As stated previously, load cells require an excitation voltage to produce an output signal. A higher excitation voltage will produce a higher output voltage swing when a load is applied to the cell. So, bigger is better, right?

Yes, to a degree. Larger signals are easier to measure and digitize. Additionally, assuming the noise is constant, the ratio of signal to noise (SNR) increases. This is good from a data quality standpoint.

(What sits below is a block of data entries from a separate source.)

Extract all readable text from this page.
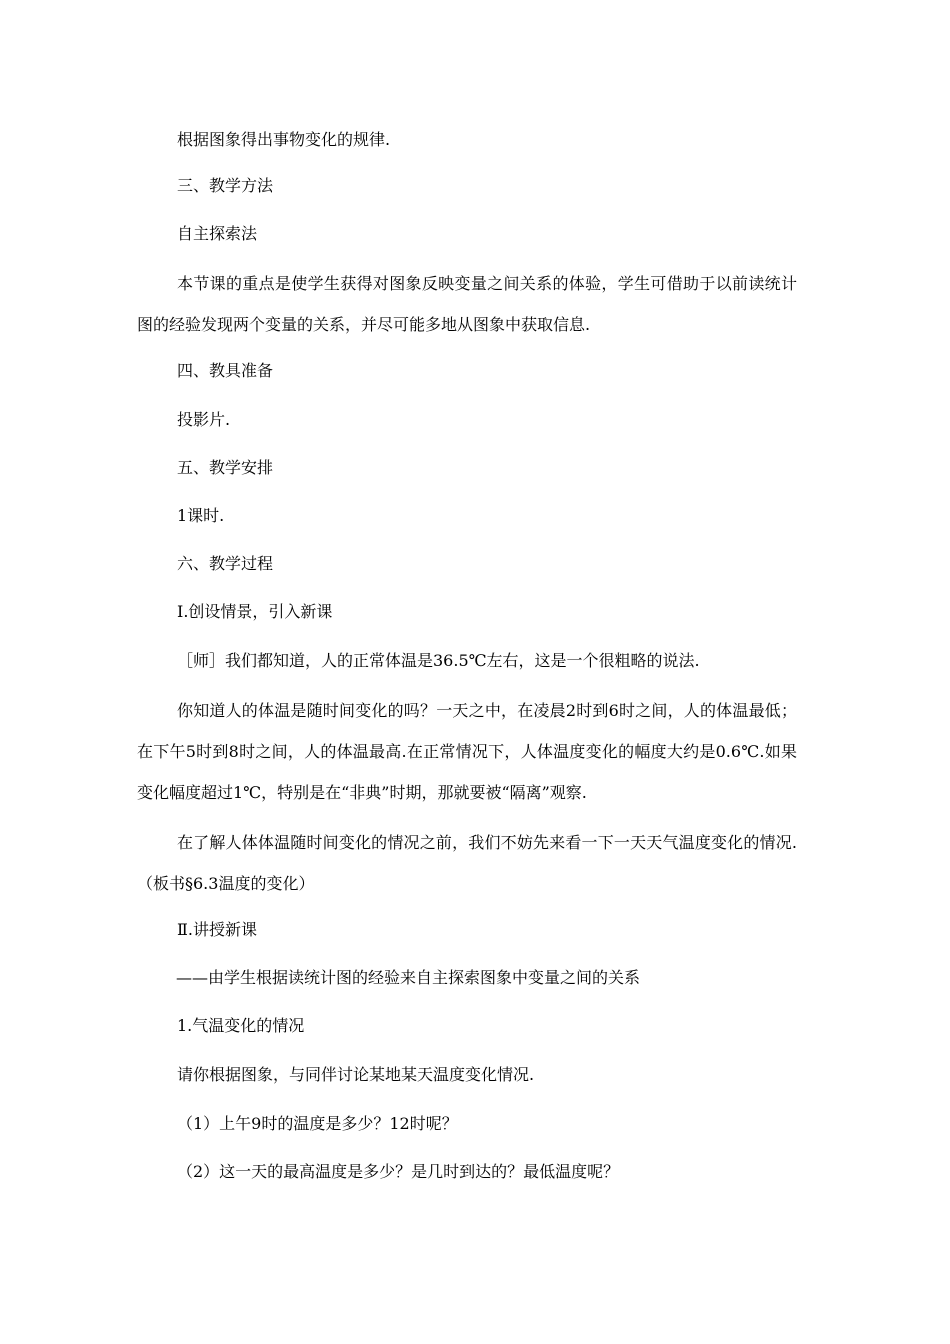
根据图象得出事物变化的规律.
三、教学方法
自主探索法
本节课的重点是使学生获得对图象反映变量之间关系的体验，学生可借助于以前读统计图的经验发现两个变量的关系，并尽可能多地从图象中获取信息.
四、教具准备
投影片.
五、教学安排
1课时.
六、教学过程
Ⅰ.创设情景，引入新课
［师］我们都知道，人的正常体温是36.5℃左右，这是一个很粗略的说法.
你知道人的体温是随时间变化的吗？一天之中，在凌晨2时到6时之间，人的体温最低；在下午5时到8时之间，人的体温最高.在正常情况下，人体温度变化的幅度大约是0.6℃.如果变化幅度超过1℃，特别是在“非典”时期，那就要被“隔离”观察.
在了解人体体温随时间变化的情况之前，我们不妨先来看一下一天天气温度变化的情况.（板书§6.3温度的变化）
Ⅱ.讲授新课
——由学生根据读统计图的经验来自主探索图象中变量之间的关系
1.气温变化的情况
请你根据图象，与同伴讨论某地某天温度变化情况.
（1）上午9时的温度是多少？12时呢？
（2）这一天的最高温度是多少？是几时到达的？最低温度呢？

However, a high excitation voltage has drawbacks. Higher voltages through the resistive strain gauges (which comprise the Wheatstone bridge) will cause more current to flow and heat the strain gauges. The cell body acts as a heat sink to keep the gauges cool. If the maximum rated excitation voltage is exceeded, the heating will cause signal perturbation or gauge failure. Additionally, in battery operated devices, high excitation voltage (and thus, current) will cause the battery to deplete much faster than with lower excitation voltages through the circuit.

TH3

 

Excitation voltages lower than the manufacturer’s stated maximum are acceptable for the given load cell. The manufacturer’s recommended value is obviously best, but there is no harm in a lower excitation voltage. For example, 5V is a very common excitation voltage for modern load cells. Modern instrumentation amplifiers are much better than old designs and their output signals are not compromised by the lower excitation voltage. It is perfectly fine to use a 5V excitation amplifier with a 10V recommended excitation load cell. (However, the converse is not true!)

 

Finally, when choosing the excitation voltage, consider the common mode voltage produced by the cell’s output. The amplifier or other signal conditioning electronics must be able to handle this common mode voltage, whose value is 50% of the excitation voltage. For example, a 10V excitation produces a 5V common mode voltage. Typically these amplifiers provide the excitation voltage to the cell; when this is the case, an external excitation voltage is not recommended.